Dorothy Hope is credited with "original story."

==Plot==
A young French idealist (John Clements), who gives his name as Jean Baptiste, arrives in "St Pierre-le-Port", a small town near Saint-Nazaire, a major port and base of operations for the Kriegsmarine, particularly their U-boats, on the Atlantic coast. Baptiste tells a member of the French Resistance that "I come from Saint-Nazaire. I've details of the submarine base, the docks and power plant. If I can get them to England..."

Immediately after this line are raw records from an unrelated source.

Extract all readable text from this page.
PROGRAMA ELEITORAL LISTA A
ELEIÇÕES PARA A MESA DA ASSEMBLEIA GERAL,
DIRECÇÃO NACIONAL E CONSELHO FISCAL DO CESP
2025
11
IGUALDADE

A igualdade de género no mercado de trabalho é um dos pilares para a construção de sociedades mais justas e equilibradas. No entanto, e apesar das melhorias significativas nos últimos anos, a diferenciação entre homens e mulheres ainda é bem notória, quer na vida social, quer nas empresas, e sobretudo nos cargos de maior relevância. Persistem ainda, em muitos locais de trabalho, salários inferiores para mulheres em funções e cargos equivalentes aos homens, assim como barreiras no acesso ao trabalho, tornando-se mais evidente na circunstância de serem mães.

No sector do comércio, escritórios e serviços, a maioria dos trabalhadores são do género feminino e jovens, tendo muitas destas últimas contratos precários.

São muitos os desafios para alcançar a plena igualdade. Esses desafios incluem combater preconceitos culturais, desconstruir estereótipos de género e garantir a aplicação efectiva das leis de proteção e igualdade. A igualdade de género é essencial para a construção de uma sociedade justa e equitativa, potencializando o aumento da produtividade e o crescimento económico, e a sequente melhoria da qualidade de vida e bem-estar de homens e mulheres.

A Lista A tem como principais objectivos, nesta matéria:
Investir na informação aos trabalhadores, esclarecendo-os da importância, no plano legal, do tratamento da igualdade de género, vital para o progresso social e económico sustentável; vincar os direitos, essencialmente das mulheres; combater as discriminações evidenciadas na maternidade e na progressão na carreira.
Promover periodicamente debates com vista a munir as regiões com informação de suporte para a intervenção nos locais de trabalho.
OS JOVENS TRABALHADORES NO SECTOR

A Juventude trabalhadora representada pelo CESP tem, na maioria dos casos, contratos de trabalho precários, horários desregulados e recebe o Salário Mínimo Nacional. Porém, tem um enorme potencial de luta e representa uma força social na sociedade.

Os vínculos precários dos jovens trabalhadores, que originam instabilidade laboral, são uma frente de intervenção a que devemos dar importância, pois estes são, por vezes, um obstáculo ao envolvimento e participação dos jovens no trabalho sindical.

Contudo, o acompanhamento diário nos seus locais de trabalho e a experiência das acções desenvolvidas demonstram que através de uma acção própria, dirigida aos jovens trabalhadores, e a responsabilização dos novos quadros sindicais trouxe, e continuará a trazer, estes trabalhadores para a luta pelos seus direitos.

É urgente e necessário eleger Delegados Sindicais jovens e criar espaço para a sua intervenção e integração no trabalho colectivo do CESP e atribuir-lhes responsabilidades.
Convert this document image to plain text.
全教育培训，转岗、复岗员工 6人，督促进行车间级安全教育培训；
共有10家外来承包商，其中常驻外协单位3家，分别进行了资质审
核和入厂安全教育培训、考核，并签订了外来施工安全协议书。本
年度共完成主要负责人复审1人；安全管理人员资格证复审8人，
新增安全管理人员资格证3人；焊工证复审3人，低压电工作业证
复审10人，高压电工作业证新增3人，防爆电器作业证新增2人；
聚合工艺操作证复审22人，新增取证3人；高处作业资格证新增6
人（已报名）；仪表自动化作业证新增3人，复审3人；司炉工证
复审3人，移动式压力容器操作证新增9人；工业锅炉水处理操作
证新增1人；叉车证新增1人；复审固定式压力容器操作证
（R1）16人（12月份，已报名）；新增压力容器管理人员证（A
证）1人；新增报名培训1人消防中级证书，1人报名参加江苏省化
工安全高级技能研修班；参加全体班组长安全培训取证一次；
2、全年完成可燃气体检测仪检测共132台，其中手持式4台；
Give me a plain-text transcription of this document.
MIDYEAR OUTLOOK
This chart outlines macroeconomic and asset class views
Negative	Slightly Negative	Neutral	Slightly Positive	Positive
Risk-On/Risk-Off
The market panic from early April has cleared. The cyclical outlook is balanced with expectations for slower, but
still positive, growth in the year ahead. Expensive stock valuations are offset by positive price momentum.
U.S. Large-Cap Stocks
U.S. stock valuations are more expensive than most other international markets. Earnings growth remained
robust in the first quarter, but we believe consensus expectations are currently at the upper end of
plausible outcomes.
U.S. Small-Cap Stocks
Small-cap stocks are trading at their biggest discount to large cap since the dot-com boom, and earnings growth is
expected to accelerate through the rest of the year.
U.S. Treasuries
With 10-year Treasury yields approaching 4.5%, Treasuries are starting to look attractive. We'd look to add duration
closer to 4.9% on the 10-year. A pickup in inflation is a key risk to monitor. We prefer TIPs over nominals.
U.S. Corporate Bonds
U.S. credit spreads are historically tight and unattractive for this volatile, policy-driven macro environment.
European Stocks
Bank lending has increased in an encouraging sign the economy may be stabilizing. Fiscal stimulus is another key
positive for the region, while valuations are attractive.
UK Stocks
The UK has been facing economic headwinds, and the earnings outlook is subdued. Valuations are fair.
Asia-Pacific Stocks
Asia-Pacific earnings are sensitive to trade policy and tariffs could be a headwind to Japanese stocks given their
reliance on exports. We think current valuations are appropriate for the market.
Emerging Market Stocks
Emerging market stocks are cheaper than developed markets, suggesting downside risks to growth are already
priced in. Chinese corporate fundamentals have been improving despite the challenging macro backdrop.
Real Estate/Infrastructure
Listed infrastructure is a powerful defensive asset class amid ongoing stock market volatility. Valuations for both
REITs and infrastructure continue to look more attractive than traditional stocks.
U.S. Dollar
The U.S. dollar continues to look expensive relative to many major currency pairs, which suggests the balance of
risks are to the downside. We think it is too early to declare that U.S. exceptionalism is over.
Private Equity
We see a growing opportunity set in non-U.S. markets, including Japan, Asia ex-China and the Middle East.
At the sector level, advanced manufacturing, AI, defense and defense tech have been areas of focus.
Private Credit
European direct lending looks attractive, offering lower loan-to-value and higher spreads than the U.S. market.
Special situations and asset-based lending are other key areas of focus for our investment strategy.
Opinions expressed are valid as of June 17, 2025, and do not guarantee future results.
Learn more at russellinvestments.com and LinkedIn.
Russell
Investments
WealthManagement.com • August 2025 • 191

The first half of the film often has a lighthearted tone; the Germans are portrayed as bumbling and easily outwitted. The German commandant is overweight and gullible. However, after the Resistance successfully sabotages a German armaments train, the SS take charge of the town, and the occupation takes a brutal turn.

==Cast==

- John Clements as Jean Baptiste
- Godfrey Tearle as Mayor Pierre DuSchen
- Hugh Sinclair as Major von Kleist
- Greta Gynt as Marie DuSchen
- Judy Kelly as Germaine Bertan
- Yvonne Arnaud as Madame L. Labouche
- Karel Stepanek as Seitz
- Bransby Williams as Matthieu
- Fritz Wendhausen as Commandant Frissette
- Allan Jeayes as Pogo
- Gabrielle Brune as Madame Frissette
- Margaret Yarde as Fauntel
- David Keir as Jacquier
- Anthony Holles as Stationmaster
- Olaf Olsen as Sergeant Major
- D.J. Williams as Boileau
- John Salew as Marcel La Blanc
- Walter Gotell as Hans
- Victor Beaumont as Rabineau
- Brefni O'Rorke as Moreau
- Gibb McLaughlin as Dupont
- Cot D'Ordan as Durand
- Walter Hertner as Schultz
- Herbert Lom as Kurtz
- Townsend Whitling as Rougemont

==Music==
Nicholas Brodzsky is credited for the music, while the orchestration is credited to Roy Douglas, an English composer who was much in demand as an arranger, orchestrator, and copyist of the music of others, notably Richard Addinsell, Ralph Vaughan Williams and William Walton. However it is possible that Brodzsky actually contributed very little. In a memoir in the William Walton Archive, Roy Douglas claimed, "Brodsky was a so-called composer: I had actually composed entire film scores for him, which went under his name." In a letter to Roy Douglas dated 23 December 1943, William Walton wrote, "I'm delighted about your picture. I'll have a good deal to tell you about Brodsky when I see you. In my capacity as music adviser to Two Cities [a film company] it is going to be my duty to have to tick him off!"